Consecration to the work entailed in spiritual development requires that we deal with a concept that is not very popular in our post-modern world. I am talking about the necessity of discipline. Without discipline, nothing will be accomplished that is of lasting value, either for the individual or for others. From the get go, start getting comfortable with and develop an understanding of the concept of discipline. If we are unwilling to do this, we might as well take up some less demanding endeavor, because the spiritual sojourn requires the discipline to, in the words of Jesus, take up our cross and die daily. From a Buddhist pespective, this part of the spiritual path is called renunciation. Whatever we call it, it involves dying to our ego and being raised into the life and vitality of our Sacred Center or, as some call it, our “inner light.”

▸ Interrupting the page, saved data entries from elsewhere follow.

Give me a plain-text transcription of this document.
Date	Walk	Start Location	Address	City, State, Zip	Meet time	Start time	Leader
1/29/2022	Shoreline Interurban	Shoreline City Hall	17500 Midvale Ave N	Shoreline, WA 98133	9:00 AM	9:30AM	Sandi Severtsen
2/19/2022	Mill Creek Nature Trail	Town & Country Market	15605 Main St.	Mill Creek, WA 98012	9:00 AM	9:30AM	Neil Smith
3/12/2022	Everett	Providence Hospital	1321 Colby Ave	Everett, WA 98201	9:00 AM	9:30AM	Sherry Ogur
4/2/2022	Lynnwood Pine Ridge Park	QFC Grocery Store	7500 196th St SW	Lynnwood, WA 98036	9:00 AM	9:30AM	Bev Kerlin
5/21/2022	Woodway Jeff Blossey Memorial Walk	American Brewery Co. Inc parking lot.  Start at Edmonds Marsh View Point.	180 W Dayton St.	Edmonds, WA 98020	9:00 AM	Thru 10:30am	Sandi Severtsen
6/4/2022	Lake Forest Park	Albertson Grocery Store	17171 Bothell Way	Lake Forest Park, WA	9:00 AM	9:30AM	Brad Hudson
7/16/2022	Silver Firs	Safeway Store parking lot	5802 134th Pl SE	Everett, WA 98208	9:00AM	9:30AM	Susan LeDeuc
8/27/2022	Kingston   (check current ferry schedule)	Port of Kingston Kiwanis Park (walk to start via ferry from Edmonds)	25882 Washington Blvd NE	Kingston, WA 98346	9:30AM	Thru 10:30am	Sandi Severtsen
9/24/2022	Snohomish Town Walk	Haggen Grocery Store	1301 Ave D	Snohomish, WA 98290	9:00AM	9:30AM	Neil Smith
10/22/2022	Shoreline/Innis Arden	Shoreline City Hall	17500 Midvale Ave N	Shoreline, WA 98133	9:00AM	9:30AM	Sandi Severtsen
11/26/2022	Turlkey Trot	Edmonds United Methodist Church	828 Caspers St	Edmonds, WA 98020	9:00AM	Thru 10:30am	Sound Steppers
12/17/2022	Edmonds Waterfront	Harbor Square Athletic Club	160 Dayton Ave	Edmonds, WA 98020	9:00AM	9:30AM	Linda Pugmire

Real consecration is predicated on two steps. First, we acknowledge that we have a problem, that we are, in fact, somehow fundamentally flawed and living far beneath our divine potential. It shouldn’t take an advanced degree in quantum physics to figure this out. All it takes is an honest self-examination. Second, after we acknowledge that we are broken, we accept that there is a solution, a way whereby our situation may be resolved. Put simply, we are all in need of divine assistance and the good news is: divine assistance is available. This assistance, for some, might come in the form of help from beings residing on the plane of spirit or, for others, might be appropriated through contact with his or her Sacred Center. Either way, it all boils down to the same thing. The good news is change is possible and it is not as far fetched as it seems.
Consecration is a simple concept, but not always a simple act. When we consecrate ourselves to the spiritual path, we are basically telling God and ourselves that we are finally getting serious about our spiritual walk. When we consecrate, we get honest with ourselves about where we are, where we are not, and where God wants us to go. We then make a personal commitment to, with God’s help, become all that we were created to be, all that we were intended to be, and, in the tradition of Zen, all that we already are.
How about you? Are you ready to consecrate? Think about it, pray about it, meditate on it – and then do something about it.